3. Krisis Evergrande berdampak ke pasar modal Indonesia
Pada kesempatan terpisah, Gubernur Bank Indonesia Perry Warjiyo menyebut, ancaman gagal bayar utang yang dialami Evergrande, menjadi penyumbang ketidakpastian pasar keuangan global. Tak hanya itu, kondisi ini dapat memengaruhi pasar modal Indonesia. Namun, menurutnya, pengaruhnya murni sebagai kondisi eksternal.
“Pasar modal Indonesia bisa mendapat pengaruh. Tapi ingat, ini karena faktor eksternal, pasar modal terpengaruh bukan karena faktor domestik,” kata Perry saat konferensi pers, Selasa (21/9).
Perry mengakui, kasus tersebut juga telah memberikan dampak terhadap pasar modal nasional.
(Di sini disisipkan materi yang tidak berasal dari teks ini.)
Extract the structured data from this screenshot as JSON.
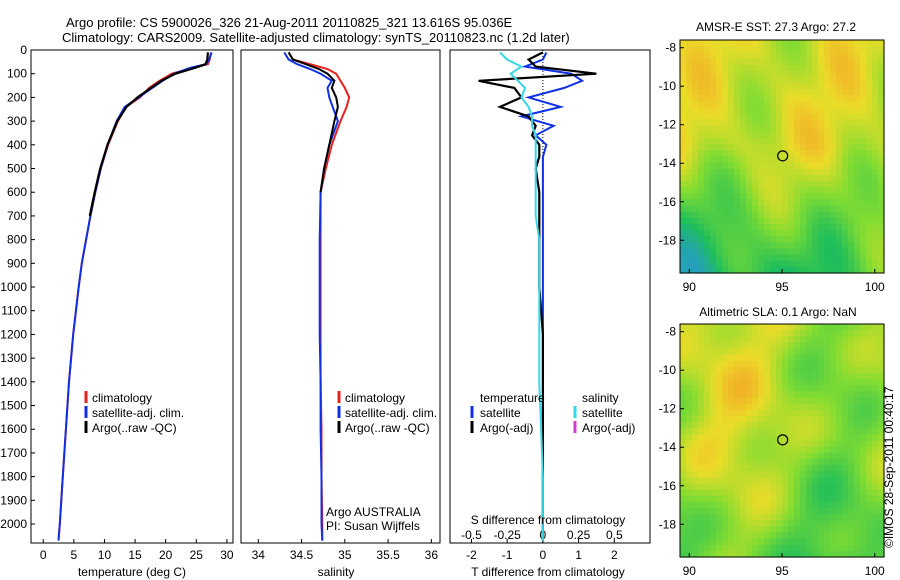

Namun demikian, dampak tersebut bersifat faktor eksternal, karena sentimen berasal dari pasar modal global. Dari sisi internal, ia menegaskan, kondisi perekonomian Indonesia berada dalam level yang positif. Pasalnya, masih ada aliran modal asing yang masuk ke Indonesia. Ia mencatat, dari periode 20 Juli 2021 hingga 17 September 2021, terdapat aliran modal asing masuk hingga US$ 1,5 miliar.
“Sejauh ini pengaruhnya di awal ke pasar modal, dan berangsur mereda. Sementara di pasar SBN (Surat Berharga Negara), maupun pasar nilai tukar rupiah, dampaknya tidak banyak. Itu salah satu faktor nilai tukar rupiah cenderung menguat," tutur Perry.